Water above fire: after completion. The realized person accordingly contemplates misfortune and prepares against it in advance. Water over fire — the two elements that destroy each other, in temporary balance. And the instruction is: think about what can go wrong. Now. While everything's working. The realized person who prepares for disaster during the moment of completion has understood something that takes most people a lifetime: the only time you can prepare for the fall is before it starts.

爻辞

第初爻

Dragging the wheels. Wetting the tail. No fault. Pulling back on the wheels. The tail gets wet. No fault. The first line after completion, and the instruction is: brake. Everyone else is surging forward into the post-completion euphoria, and you're dragging your wheels. The tail gets damp — some minor consequence — but no fault. Because the person who slows down when everyone speeds up is the only one who saw the water.

第二爻

The woman loses her carriage veil. Do not pursue it. In seven days, recovered. Something falls away — the veil, the screen, the covering. Don't chase it. Seven days and it returns. The second line: in times of completion, things you relied on disappear. The instinct is to chase them. The text says: wait. Seven days. The thing that was genuinely yours comes back without pursuit. The thing that wasn't yours was never the veil you needed.

第三爻

The illustrious ancestor campaigns against the barbarous region. Three years to conquer it. Do not employ petty people. A three-year campaign against the wilderness. The illustrious ancestor — someone of genuine stature — wages a long war against disorder on the borders. And the instruction: don't use small people. After completion, the margins still need work, and the work takes years, and the workers must be worthy of it. The person who sends petty agents to do noble work gets neither the territory nor the peace.

第四爻

Fine silk turns to rags. All day long, be watchful. Beautiful clothes becoming patches. All day: vigilance. The fourth line after completion, and the image is decay at its most elegant — the silk doesn't tear, it degrades. Slowly. Imperceptibly. And the only response is constant watchfulness. The person who notices the silk thinning before it tears is the person who stays dressed. Everyone else discovers the holes in public.

第五爻

The eastern neighbor slaughters an ox. This does not compare to the western neighbor's modest spring offering, which truly receives the blessing. The grand sacrifice versus the simple one. The ox versus the spring offering. And the blessing goes to the modest one. The fifth line after completion: the person who offers less with more sincerity receives more than the person who offers everything with less. The ox is impressive. The spring offering is real. After completion, the text trusts sincerity over spectacle.

第上爻

Wetting the head. Strained. The head goes under water. Strained. The last line of after completion — the tail was wet in line one, now the head is submerged. The person who crossed the river and then looked back is now drowning in what they already passed through. The text doesn't say adverse. It says strained. Because the danger here isn't the water. It's the backward glance. The completion was real. The relapse is optional.

焦氏易林

焦延寿《易林》——第63卦本卦之辞。西汉时期以四言诗阐释卦变,为最早的系统性易学占辞集。

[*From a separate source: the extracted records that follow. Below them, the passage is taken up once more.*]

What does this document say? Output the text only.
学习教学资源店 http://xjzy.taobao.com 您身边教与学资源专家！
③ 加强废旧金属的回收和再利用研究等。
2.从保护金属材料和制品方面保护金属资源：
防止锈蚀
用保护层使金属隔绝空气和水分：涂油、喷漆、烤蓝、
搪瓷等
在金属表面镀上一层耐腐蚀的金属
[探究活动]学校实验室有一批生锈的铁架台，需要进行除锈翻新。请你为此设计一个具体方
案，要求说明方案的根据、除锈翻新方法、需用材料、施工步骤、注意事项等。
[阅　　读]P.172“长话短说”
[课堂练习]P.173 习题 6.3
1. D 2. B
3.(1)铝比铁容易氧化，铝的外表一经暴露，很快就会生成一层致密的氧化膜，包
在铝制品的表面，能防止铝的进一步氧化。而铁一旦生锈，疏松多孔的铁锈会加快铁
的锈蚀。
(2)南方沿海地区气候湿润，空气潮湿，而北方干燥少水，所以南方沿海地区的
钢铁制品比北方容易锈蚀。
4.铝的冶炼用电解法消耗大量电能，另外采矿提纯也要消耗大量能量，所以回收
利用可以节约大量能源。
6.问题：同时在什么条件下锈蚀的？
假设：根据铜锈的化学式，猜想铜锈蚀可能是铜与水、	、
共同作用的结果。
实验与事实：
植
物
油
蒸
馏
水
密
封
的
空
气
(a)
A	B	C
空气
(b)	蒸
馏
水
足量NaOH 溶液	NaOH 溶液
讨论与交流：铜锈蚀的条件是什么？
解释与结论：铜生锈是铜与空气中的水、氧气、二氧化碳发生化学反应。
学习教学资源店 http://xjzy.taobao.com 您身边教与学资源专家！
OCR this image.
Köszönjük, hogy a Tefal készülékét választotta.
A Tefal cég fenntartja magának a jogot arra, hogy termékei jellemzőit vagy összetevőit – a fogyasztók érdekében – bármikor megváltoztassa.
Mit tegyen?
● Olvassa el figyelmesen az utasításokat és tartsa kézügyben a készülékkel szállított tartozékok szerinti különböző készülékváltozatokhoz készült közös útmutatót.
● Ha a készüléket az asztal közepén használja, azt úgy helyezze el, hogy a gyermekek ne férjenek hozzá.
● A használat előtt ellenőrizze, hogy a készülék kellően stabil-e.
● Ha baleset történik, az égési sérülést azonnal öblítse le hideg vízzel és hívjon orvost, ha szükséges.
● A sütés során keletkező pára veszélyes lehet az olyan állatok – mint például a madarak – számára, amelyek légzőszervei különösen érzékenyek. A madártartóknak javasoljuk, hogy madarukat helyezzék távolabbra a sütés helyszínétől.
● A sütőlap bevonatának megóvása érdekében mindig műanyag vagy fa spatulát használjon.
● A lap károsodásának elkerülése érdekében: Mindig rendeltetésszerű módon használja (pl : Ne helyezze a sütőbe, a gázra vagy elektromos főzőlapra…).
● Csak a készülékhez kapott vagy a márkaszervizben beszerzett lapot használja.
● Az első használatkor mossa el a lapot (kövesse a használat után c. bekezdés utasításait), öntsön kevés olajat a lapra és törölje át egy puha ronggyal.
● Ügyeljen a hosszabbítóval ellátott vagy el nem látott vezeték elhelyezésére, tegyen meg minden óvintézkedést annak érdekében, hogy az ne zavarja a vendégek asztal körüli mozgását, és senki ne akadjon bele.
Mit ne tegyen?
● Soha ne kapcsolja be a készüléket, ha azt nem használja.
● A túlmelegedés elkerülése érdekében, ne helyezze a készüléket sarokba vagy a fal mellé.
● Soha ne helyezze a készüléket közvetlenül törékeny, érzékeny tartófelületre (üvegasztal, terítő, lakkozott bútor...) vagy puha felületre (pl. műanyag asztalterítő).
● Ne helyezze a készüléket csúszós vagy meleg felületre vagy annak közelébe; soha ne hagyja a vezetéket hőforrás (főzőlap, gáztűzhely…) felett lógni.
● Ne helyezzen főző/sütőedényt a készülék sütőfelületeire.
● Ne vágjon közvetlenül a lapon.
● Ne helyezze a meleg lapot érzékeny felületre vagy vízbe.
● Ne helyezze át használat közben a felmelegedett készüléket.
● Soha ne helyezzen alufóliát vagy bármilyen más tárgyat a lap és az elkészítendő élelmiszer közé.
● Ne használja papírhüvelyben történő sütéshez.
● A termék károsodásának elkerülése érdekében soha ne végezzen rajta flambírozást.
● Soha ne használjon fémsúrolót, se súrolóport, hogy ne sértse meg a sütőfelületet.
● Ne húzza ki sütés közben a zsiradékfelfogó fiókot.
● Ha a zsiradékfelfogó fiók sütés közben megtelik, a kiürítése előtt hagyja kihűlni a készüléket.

Yilin artwork for Hexagram 63
玄兔指掌,與足相恃。謹訊詰問,誣情自直。冤死誰告,口為身禍。

水在火上,既濟之象,復歸自身。

阅读完整注释 ↓

水在火上,既濟之象,復歸自身。玄兔指掌——黑兔以前足指示。與足相恃——前後足相互依恃。謹訊詰問——嚴加審訊追問。誣情自直——冤枉之情自然明白。冤死誰告——含冤而死者向誰申訴?口為身禍——能言之口反為自身招禍。正義與其失敗之間擺盪:審訊能辯明誣枉,但有時真相到來已太遲——冤者已死。口既為證詞之器,亦為自取其禍之源。既濟至既濟,卦與自身之鏡像相對。無變化可言,唯完成之秩序直面自身之內在矛盾:能平反亦能殺人之同一體制。

English commentary

Water sits above fire — After Completion returning to itself. The dark hare points with its paw, relying on its feet for support. Under rigorous interrogation, false accusations are straightened out on their own. Yet the unjustly dead have no one to appeal to, for the mouth that should speak becomes the body's undoing. The verse oscillates between justice and its failure: inquiry can expose falsehood, but sometimes truth arrives too late, after the innocent are already dead. The mouth — instrument of both testimony and self-incrimination — is the pivot. From After Completion to After Completion, the hexagram meets its own mirror. There is no transformation, only the completed order confronting its own internal contradictions: the system that can both vindicate and destroy.